What are the mean and standard deviation of \(2X-Y\)?
What are the mean and standard deviation of \(3X+4Y\)?
5. Let \(X\) and \(Y\) be independent \({\sf Gamma}(shape = 3, rate = 4)\) random variables.
Let \(S = X+Y\) and \(D = X-Y\). Is a gamma distribution a good fit for S? Use a simulation with 10000 repetitions to test this. For each (sum and difference):
gf_fitdistr()
to compare your histogram to the best fitting Gamma distribution.fitdistr()
to get the shape and rate parameters for the best fit.6. So, it looks like the sum of two independent gamma random variables with the same shape and scale also has a gamma distribution.
We would not expect the difference to have a gamma distribution, since values or D can be negative and a gamma RV cannot be negative. Use simulations to see whehter it looks like \(D\) is normal.
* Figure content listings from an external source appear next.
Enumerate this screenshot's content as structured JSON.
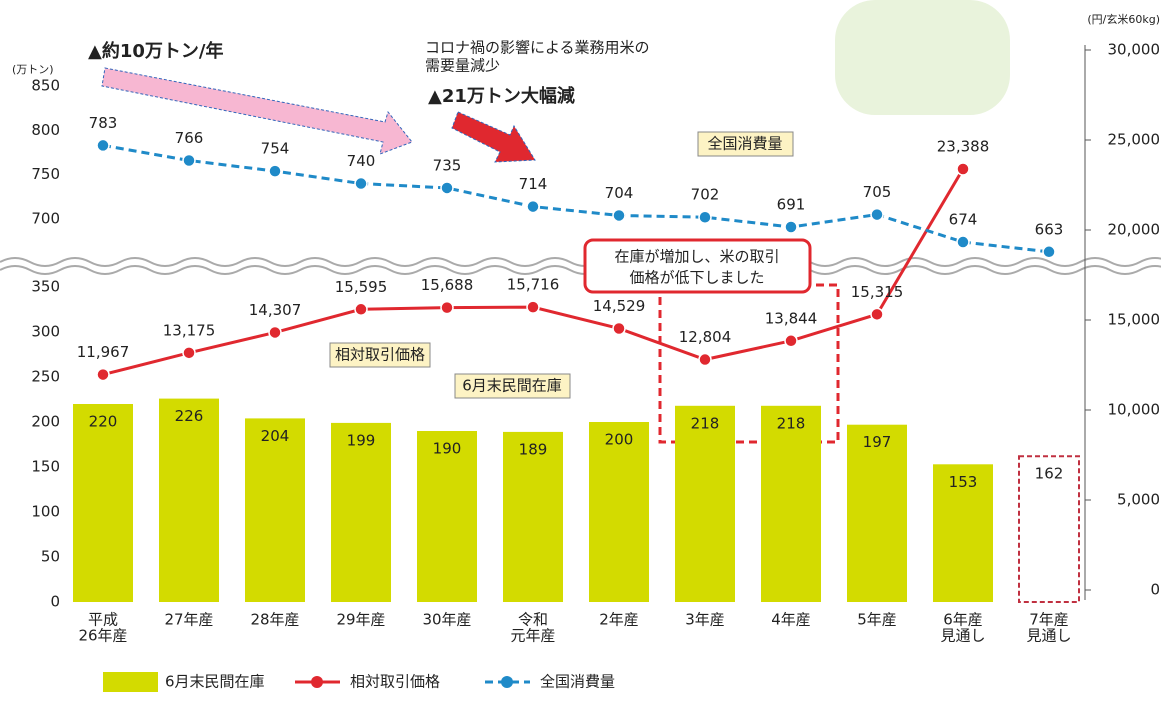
{
  "chart_data": {
    "type": "combo",
    "annotations": {
      "trend_long": "▲約10万トン/年",
      "covid_line1": "コロナ禍の影響による業務用米の",
      "covid_line2": "需要量減少",
      "trend_drop": "▲21万トン大幅減",
      "callout_line1": "在庫が増加し、米の取引",
      "callout_line2": "価格が低下しました",
      "tag_consumption": "全国消費量",
      "tag_price": "相対取引価格",
      "tag_stock": "6月末民間在庫"
    },
    "y_label": "(万トン)",
    "y2_label": "(円/玄米60kg)",
    "categories": [
      [
        "平成",
        "26年産"
      ],
      [
        "27年産"
      ],
      [
        "28年産"
      ],
      [
        "29年産"
      ],
      [
        "30年産"
      ],
      [
        "令和",
        "元年産"
      ],
      [
        "2年産"
      ],
      [
        "3年産"
      ],
      [
        "4年産"
      ],
      [
        "5年産"
      ],
      [
        "6年産",
        "見通し"
      ],
      [
        "7年産",
        "見通し"
      ]
    ],
    "ylim": [
      0,
      350
    ],
    "yticks": [
      0,
      50,
      100,
      150,
      200,
      250,
      300,
      350
    ],
    "ylim_upper": [
      700,
      850
    ],
    "yticks_upper": [
      700,
      750,
      800,
      850
    ],
    "y2lim": [
      0,
      30000
    ],
    "y2ticks": [
      0,
      {
        "value": 5000,
        "label": "5,000"
      },
      {
        "value": 10000,
        "label": "10,000"
      },
      {
        "value": 15000,
        "label": "15,000"
      },
      {
        "value": 20000,
        "label": "20,000"
      },
      {
        "value": 25000,
        "label": "25,000"
      },
      {
        "value": 30000,
        "label": "30,000"
      }
    ],
    "series": [
      {
        "name": "6月末民間在庫",
        "type": "bar",
        "color": "#d3db00",
        "values": [
          220,
          226,
          204,
          199,
          190,
          189,
          200,
          218,
          218,
          197,
          153,
          162
        ]
      },
      {
        "name": "相対取引価格",
        "type": "line",
        "axis": "y2",
        "color": "#e0282f",
        "values": [
          11967,
          13175,
          14307,
          15595,
          15688,
          15716,
          14529,
          12804,
          13844,
          15315,
          23388,
          null
        ],
        "value_labels": [
          "11,967",
          "13,175",
          "14,307",
          "15,595",
          "15,688",
          "15,716",
          "14,529",
          "12,804",
          "13,844",
          "15,315",
          "23,388",
          null
        ]
      },
      {
        "name": "全国消費量",
        "type": "line",
        "axis": "y_upper",
        "dashed": true,
        "color": "#1f8ac8",
        "values": [
          783,
          766,
          754,
          740,
          735,
          714,
          704,
          702,
          691,
          705,
          674,
          663
        ]
      }
    ]
  }
}
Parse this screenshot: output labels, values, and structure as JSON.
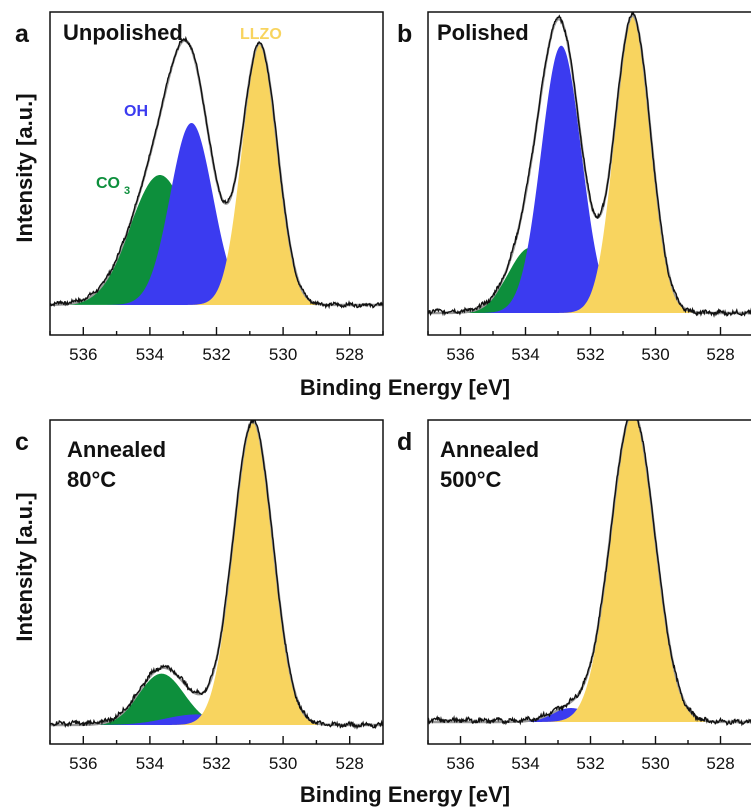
{
  "figure": {
    "xlabel": "Binding Energy [eV]",
    "ylabel": "Intensity [a.u.]"
  },
  "colors": {
    "CO3": "#0d8f3c",
    "OH": "#3b3bf0",
    "LLZO": "#f8d45f",
    "measured": "#111111",
    "fit": "#9a9a9a"
  },
  "labels": {
    "OH": "OH",
    "CO3_main": "CO",
    "CO3_sub": "3",
    "LLZO": "LLZO"
  },
  "chart_data": [
    {
      "panel": "a",
      "title": [
        "Unpolished"
      ],
      "type": "area",
      "xlim": [
        537,
        527
      ],
      "x_ticks": [
        536,
        534,
        532,
        530,
        528
      ],
      "xlabel": "",
      "ylabel": "Intensity [a.u.]",
      "components": [
        {
          "name": "CO3",
          "center": 533.7,
          "height": 0.5,
          "fwhm": 2.1
        },
        {
          "name": "OH",
          "center": 532.75,
          "height": 0.7,
          "fwhm": 1.5
        },
        {
          "name": "LLZO",
          "center": 530.7,
          "height": 1.0,
          "fwhm": 1.25
        }
      ]
    },
    {
      "panel": "b",
      "title": [
        "Polished"
      ],
      "type": "area",
      "xlim": [
        537,
        527
      ],
      "x_ticks": [
        536,
        534,
        532,
        530,
        528
      ],
      "xlabel": "Binding Energy [eV]",
      "ylabel": "",
      "components": [
        {
          "name": "CO3",
          "center": 533.85,
          "height": 0.22,
          "fwhm": 1.6
        },
        {
          "name": "OH",
          "center": 532.9,
          "height": 0.9,
          "fwhm": 1.45
        },
        {
          "name": "LLZO",
          "center": 530.7,
          "height": 1.0,
          "fwhm": 1.3
        }
      ]
    },
    {
      "panel": "c",
      "title": [
        "Annealed",
        "80°C"
      ],
      "type": "area",
      "xlim": [
        537,
        527
      ],
      "x_ticks": [
        536,
        534,
        532,
        530,
        528
      ],
      "xlabel": "",
      "ylabel": "Intensity [a.u.]",
      "components": [
        {
          "name": "CO3",
          "center": 533.65,
          "height": 0.17,
          "fwhm": 1.6
        },
        {
          "name": "OH",
          "center": 532.6,
          "height": 0.035,
          "fwhm": 2.2
        },
        {
          "name": "LLZO",
          "center": 530.9,
          "height": 1.0,
          "fwhm": 1.4
        }
      ]
    },
    {
      "panel": "d",
      "title": [
        "Annealed",
        "500°C"
      ],
      "type": "area",
      "xlim": [
        537,
        527
      ],
      "x_ticks": [
        536,
        534,
        532,
        530,
        528
      ],
      "xlabel": "Binding Energy [eV]",
      "ylabel": "",
      "components": [
        {
          "name": "OH",
          "center": 532.6,
          "height": 0.045,
          "fwhm": 1.4
        },
        {
          "name": "LLZO",
          "center": 530.7,
          "height": 1.0,
          "fwhm": 1.6
        }
      ]
    }
  ]
}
7. Suppose \(X \sim {\sf Gamma}(3, 4)\) and \(W \sim {\sf Gamma}(1,5)\) and \(W\) is independent of \(X\). Use simulations to check whether it is reasonable to conclude that \(X+W\) has a gamma distribution.
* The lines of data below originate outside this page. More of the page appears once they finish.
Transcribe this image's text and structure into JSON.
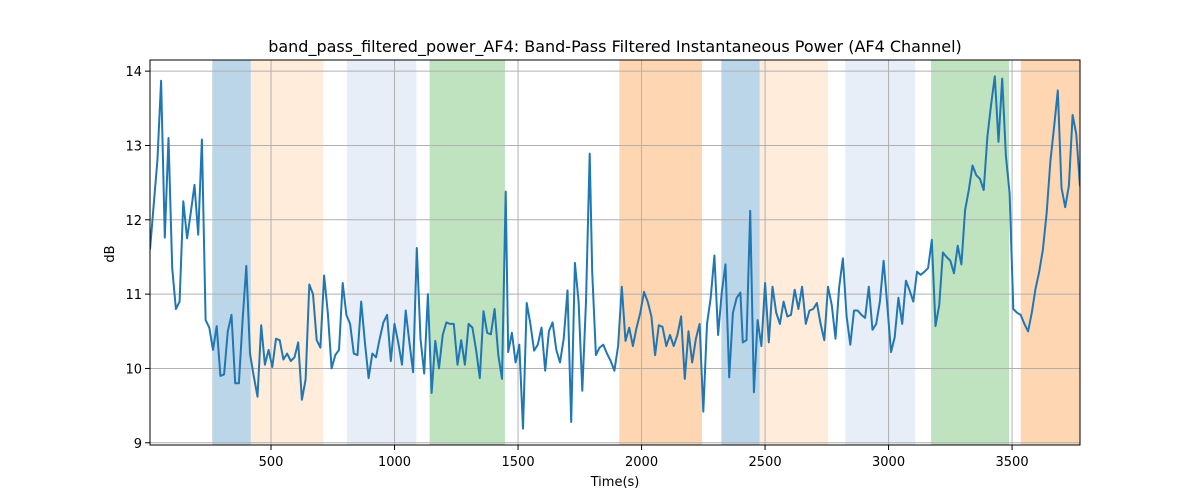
{
  "chart_data": {
    "type": "line",
    "title": "band_pass_filtered_power_AF4: Band-Pass Filtered Instantaneous Power (AF4 Channel)",
    "xlabel": "Time(s)",
    "ylabel": "dB",
    "xlim": [
      10,
      3775
    ],
    "ylim": [
      8.97,
      14.15
    ],
    "xticks": [
      500,
      1000,
      1500,
      2000,
      2500,
      3000,
      3500
    ],
    "xtick_labels": [
      "500",
      "1000",
      "1500",
      "2000",
      "2500",
      "3000",
      "3500"
    ],
    "yticks": [
      9,
      10,
      11,
      12,
      13,
      14
    ],
    "ytick_labels": [
      "9",
      "10",
      "11",
      "12",
      "13",
      "14"
    ],
    "grid": true,
    "series": [
      {
        "color": "#1f77b4",
        "x": [
          10,
          40,
          55,
          70,
          85,
          100,
          115,
          130,
          145,
          160,
          175,
          190,
          205,
          220,
          235,
          250,
          265,
          280,
          295,
          310,
          325,
          340,
          355,
          370,
          385,
          400,
          415,
          430,
          445,
          460,
          475,
          490,
          505,
          520,
          535,
          550,
          565,
          580,
          595,
          610,
          625,
          640,
          655,
          670,
          685,
          700,
          715,
          730,
          745,
          760,
          775,
          790,
          805,
          820,
          835,
          850,
          865,
          880,
          895,
          910,
          925,
          940,
          955,
          970,
          985,
          1000,
          1015,
          1030,
          1045,
          1060,
          1075,
          1090,
          1105,
          1120,
          1135,
          1150,
          1165,
          1180,
          1195,
          1210,
          1225,
          1240,
          1255,
          1270,
          1285,
          1300,
          1315,
          1330,
          1345,
          1360,
          1375,
          1390,
          1405,
          1420,
          1435,
          1450,
          1460,
          1475,
          1490,
          1505,
          1520,
          1535,
          1550,
          1565,
          1580,
          1595,
          1610,
          1625,
          1640,
          1655,
          1670,
          1685,
          1700,
          1715,
          1730,
          1745,
          1760,
          1775,
          1790,
          1800,
          1815,
          1830,
          1845,
          1860,
          1875,
          1890,
          1905,
          1920,
          1935,
          1950,
          1965,
          1980,
          1995,
          2010,
          2025,
          2040,
          2055,
          2070,
          2085,
          2100,
          2115,
          2130,
          2145,
          2160,
          2175,
          2190,
          2205,
          2220,
          2235,
          2250,
          2265,
          2280,
          2295,
          2310,
          2325,
          2340,
          2355,
          2370,
          2385,
          2400,
          2410,
          2425,
          2440,
          2455,
          2470,
          2485,
          2500,
          2515,
          2530,
          2545,
          2560,
          2575,
          2590,
          2605,
          2620,
          2635,
          2650,
          2665,
          2680,
          2695,
          2710,
          2725,
          2740,
          2755,
          2770,
          2785,
          2800,
          2815,
          2830,
          2845,
          2860,
          2875,
          2890,
          2905,
          2920,
          2935,
          2950,
          2965,
          2980,
          2995,
          3010,
          3025,
          3040,
          3055,
          3070,
          3085,
          3100,
          3115,
          3130,
          3145,
          3160,
          3175,
          3190,
          3205,
          3220,
          3235,
          3250,
          3265,
          3280,
          3295,
          3310,
          3325,
          3340,
          3355,
          3370,
          3385,
          3400,
          3415,
          3430,
          3445,
          3460,
          3475,
          3490,
          3505,
          3520,
          3535,
          3550,
          3565,
          3580,
          3595,
          3610,
          3625,
          3640,
          3655,
          3670,
          3685,
          3700,
          3715,
          3730,
          3745,
          3760,
          3775
        ],
        "y": [
          11.6,
          12.8,
          13.87,
          11.76,
          13.1,
          11.35,
          10.8,
          10.9,
          12.25,
          11.75,
          12.1,
          12.47,
          11.8,
          13.08,
          10.65,
          10.55,
          10.25,
          10.57,
          9.9,
          9.92,
          10.5,
          10.72,
          9.8,
          9.8,
          10.65,
          11.38,
          10.2,
          9.9,
          9.62,
          10.58,
          10.05,
          10.25,
          10.02,
          10.4,
          10.38,
          10.12,
          10.2,
          10.1,
          10.15,
          10.35,
          9.58,
          9.85,
          11.13,
          11.0,
          10.38,
          10.28,
          11.25,
          10.75,
          10.0,
          10.18,
          10.25,
          11.15,
          10.72,
          10.6,
          10.2,
          10.18,
          10.9,
          10.35,
          9.87,
          10.2,
          10.15,
          10.4,
          10.62,
          10.72,
          10.1,
          10.6,
          10.35,
          10.05,
          10.78,
          10.35,
          9.95,
          11.62,
          10.4,
          9.93,
          11.0,
          9.67,
          10.37,
          10.0,
          10.45,
          10.62,
          10.6,
          10.6,
          10.05,
          10.38,
          10.05,
          10.6,
          10.55,
          10.25,
          9.87,
          10.77,
          10.48,
          10.46,
          10.8,
          10.18,
          9.86,
          12.38,
          10.22,
          10.48,
          10.08,
          10.32,
          9.19,
          10.88,
          10.6,
          10.24,
          10.32,
          10.55,
          9.97,
          10.5,
          10.62,
          10.25,
          10.08,
          10.4,
          11.05,
          9.28,
          11.42,
          10.9,
          9.7,
          10.9,
          12.89,
          11.3,
          10.18,
          10.28,
          10.32,
          10.2,
          10.1,
          9.97,
          10.3,
          11.1,
          10.37,
          10.55,
          10.3,
          10.55,
          10.75,
          11.03,
          10.9,
          10.7,
          10.18,
          10.58,
          10.56,
          10.3,
          10.45,
          10.3,
          10.45,
          10.7,
          9.86,
          10.5,
          10.08,
          10.4,
          10.6,
          9.42,
          10.6,
          10.95,
          11.52,
          10.45,
          11.03,
          11.4,
          9.88,
          10.75,
          10.95,
          11.02,
          10.35,
          10.38,
          12.12,
          9.68,
          10.65,
          10.3,
          11.15,
          10.35,
          11.1,
          10.75,
          10.6,
          10.9,
          10.7,
          10.72,
          11.06,
          10.8,
          11.1,
          10.6,
          10.78,
          10.8,
          10.88,
          10.6,
          10.38,
          11.1,
          10.85,
          10.4,
          11.1,
          11.48,
          10.7,
          10.32,
          10.78,
          10.78,
          10.72,
          10.68,
          11.1,
          10.52,
          10.6,
          10.9,
          11.45,
          10.85,
          10.22,
          10.42,
          10.95,
          10.6,
          11.18,
          11.05,
          10.9,
          11.3,
          11.26,
          11.3,
          11.35,
          11.73,
          10.57,
          10.85,
          11.56,
          11.5,
          11.45,
          11.28,
          11.65,
          11.4,
          12.13,
          12.4,
          12.73,
          12.6,
          12.55,
          12.4,
          13.12,
          13.55,
          13.93,
          13.05,
          13.9,
          12.86,
          12.36,
          10.8,
          10.75,
          10.72,
          10.6,
          10.5,
          10.75,
          11.07,
          11.3,
          11.6,
          12.1,
          12.79,
          13.25,
          13.74,
          12.43,
          12.17,
          12.46,
          13.41,
          13.15,
          12.45
        ]
      }
    ],
    "bands": [
      {
        "x0": 262,
        "x1": 418,
        "color": "#1f77b4",
        "alpha": 0.3
      },
      {
        "x0": 418,
        "x1": 712,
        "color": "#ff7f0e",
        "alpha": 0.15
      },
      {
        "x0": 807,
        "x1": 1088,
        "color": "#aec7e8",
        "alpha": 0.3
      },
      {
        "x0": 1142,
        "x1": 1447,
        "color": "#2ca02c",
        "alpha": 0.3
      },
      {
        "x0": 1910,
        "x1": 2245,
        "color": "#ff7f0e",
        "alpha": 0.32
      },
      {
        "x0": 2323,
        "x1": 2478,
        "color": "#1f77b4",
        "alpha": 0.3
      },
      {
        "x0": 2478,
        "x1": 2755,
        "color": "#ff7f0e",
        "alpha": 0.15
      },
      {
        "x0": 2825,
        "x1": 3108,
        "color": "#aec7e8",
        "alpha": 0.3
      },
      {
        "x0": 3172,
        "x1": 3488,
        "color": "#2ca02c",
        "alpha": 0.3
      },
      {
        "x0": 3535,
        "x1": 3775,
        "color": "#ff7f0e",
        "alpha": 0.32
      }
    ]
  }
}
8. Another important distribution in applications is the Chi-squared distribution. The Chi-squared distribution is a special case of the Gamma distribution. If \(n\) is a positive integer, then \(X\) has a Chi-square distribution with \(n\) degrees of freedom if \(X\) has a Gamma distribution with shape = \(n/2\) and rate = \(1/2\), i.e., \({\sf Chisq}(n) = {\sf Gamma}(n/2,1/2)\). The abbreviation for Chi-squared in R is chisq
.
Let \(Z\) be the standard normal random variable; i.e., \(Z \sim Norm(0,1)\). What kind of distribution does \(Z^2\) have? One of the following is true about \(Z^2\). * It has a normal distribution or * It has a Chi-squared distribution with 1 degree of freedom. Use a simulations to determine which of these two alternatives is correct.